Whether we agree with their assumptions and applications, whether we are even conscious of their influence, positive psychology and positive education inform the climate in which our classrooms, institutions, and scholarship are embedded. So far, mainstream and academic reactions to positive psychology and positive education have been kneejerk and have tended towards extremes: either folks are jumping on the well-being bandwagon or forcefully (and sometimes reductively) critiquing the happiness industry. In my assessment, both approaches are misguided because, by either holding well-being so close or pushing it away so forcefully, they miss a crucial opportunity for engagement. We should not ignore or embrace but engage in order to give writing studies a seat at the well-being table. We should participate in the conversations that are occurring globally about the role and trajectory of well-being in educational settings and specifically the place of writing within these initiatives. Positive psychologists and positive educators have largely dominated this discussion, not only because they command a disproportionate share of mainstream media attention and funding but also because their many proponents and practitioners actively work to get their views and voices into circulation. Achieving this relevance, relatability, and broad appeal is something that our field continues to grapple with as we contemplate and promote the “public turn” in composition and the relevancy of the humanities and academia more broadly. Articulating a compelling counter-narrative to positive psychology and positive education’s views on writing, pedagogy, and well-being is—besides an ethical and educational imperative—an important means of making our work legible, visible, and meaningful to a wider audience.

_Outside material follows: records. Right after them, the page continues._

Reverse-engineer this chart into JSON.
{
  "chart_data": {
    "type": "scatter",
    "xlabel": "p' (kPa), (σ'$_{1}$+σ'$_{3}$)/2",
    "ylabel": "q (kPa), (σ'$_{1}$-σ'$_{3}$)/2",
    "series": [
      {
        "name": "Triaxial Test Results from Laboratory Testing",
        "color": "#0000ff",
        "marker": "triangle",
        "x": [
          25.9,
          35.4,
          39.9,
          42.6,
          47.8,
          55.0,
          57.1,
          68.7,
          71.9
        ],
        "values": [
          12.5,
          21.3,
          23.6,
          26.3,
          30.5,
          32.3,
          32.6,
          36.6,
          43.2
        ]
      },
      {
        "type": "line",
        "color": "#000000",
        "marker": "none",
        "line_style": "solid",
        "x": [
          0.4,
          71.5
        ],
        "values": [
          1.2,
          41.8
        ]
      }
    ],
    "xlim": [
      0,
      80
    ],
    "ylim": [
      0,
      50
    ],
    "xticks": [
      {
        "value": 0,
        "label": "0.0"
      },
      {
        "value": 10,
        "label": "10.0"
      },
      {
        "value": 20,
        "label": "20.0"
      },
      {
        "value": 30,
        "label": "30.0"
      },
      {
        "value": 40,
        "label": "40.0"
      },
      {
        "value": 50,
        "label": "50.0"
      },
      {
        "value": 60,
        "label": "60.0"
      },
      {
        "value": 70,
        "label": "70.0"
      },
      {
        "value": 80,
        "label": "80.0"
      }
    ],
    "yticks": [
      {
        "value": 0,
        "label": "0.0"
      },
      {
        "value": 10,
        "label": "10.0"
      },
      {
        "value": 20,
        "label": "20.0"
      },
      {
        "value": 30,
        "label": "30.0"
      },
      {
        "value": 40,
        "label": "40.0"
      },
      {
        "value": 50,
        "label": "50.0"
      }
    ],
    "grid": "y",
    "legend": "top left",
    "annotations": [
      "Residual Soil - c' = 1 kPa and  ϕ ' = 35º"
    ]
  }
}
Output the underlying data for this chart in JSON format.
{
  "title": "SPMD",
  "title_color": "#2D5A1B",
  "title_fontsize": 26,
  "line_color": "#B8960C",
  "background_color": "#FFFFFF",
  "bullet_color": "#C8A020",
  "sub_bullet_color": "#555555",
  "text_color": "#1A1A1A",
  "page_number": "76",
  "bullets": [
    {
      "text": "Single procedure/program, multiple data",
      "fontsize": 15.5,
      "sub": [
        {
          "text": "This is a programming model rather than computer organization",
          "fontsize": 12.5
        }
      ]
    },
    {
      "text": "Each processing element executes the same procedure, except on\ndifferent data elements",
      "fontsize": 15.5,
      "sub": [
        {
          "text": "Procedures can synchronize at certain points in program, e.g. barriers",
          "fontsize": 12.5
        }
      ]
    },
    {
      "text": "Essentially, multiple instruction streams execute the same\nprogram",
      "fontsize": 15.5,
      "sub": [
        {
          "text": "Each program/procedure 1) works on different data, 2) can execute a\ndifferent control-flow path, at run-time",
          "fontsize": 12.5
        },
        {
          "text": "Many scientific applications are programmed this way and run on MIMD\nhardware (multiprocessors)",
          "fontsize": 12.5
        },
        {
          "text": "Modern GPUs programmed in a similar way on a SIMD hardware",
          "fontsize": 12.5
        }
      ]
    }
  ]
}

I welcome the start of many rich and productive conversations about the intimate connection between writing and well-being in our field, in positive psychology and positive education, and beyond.

Notes

  1. Exceptions include Briefs-Elgin, who explores the use of flow in writing pedagogy and process; Stenberg (Teaching and (Re)Learning), who offers a critical discussion of the emotional intelligence movement; Gross and Alexander, who critically explore the positive psychology contexts of the Framework for Success in Postsecondary Writing; and Campbell, who presents an emotional literacy assignment that engages positive psychology for improving writing students’ mental health. (Return to text.)
  2. Positive education fundamentals also include resiliency, grit, mindfulness, positive psychology exercises such as gratitude letters and what-went-well reflections, well-being quizzes, questionnaires and assessments (used also to collect research data for positive psychologists), and practical guides serving as professional development for teachers, coaches, and administrators. See Froh and Parks for examples of teaching positive psychology. (Return to text.)
  3. For an overview of the 24 strengths, see Peterson and Seligman; Values in Action Institute on Character. For an overview of positive psychology and its focus on strengths, see Flourish; Magyar-Moe. (Return to text.)
  4. One example is the United States Army initiative Comprehensive Soldier Fitness (CSF)—since renamed and rebranded as Comprehensive Solider and Family Fitness (CSF2) and Ready and Resilient (R2)—in which an educational resiliency program for adolescents was translated to a military context (Seligman and Matthews). (Return to text.)
  5. See J. White for a rich, philosophical treatment of well-being and education. (Return to text.)
  6. See Driscoll and Powell for a discussion of managing emotions during the writing process. (Return to text.)
  7. See Gross and Alexander for a critical discussion of the Framework, positive psychology, and success. (Return to text.)
  8. See Frawley for an extended treatment of the rhetoric of positive psychology. (Return to text.)
  9. See M. White for an exploration of the impact of positive education. See Pawleski for a discussion of the humanities and positive education. (Return to text.)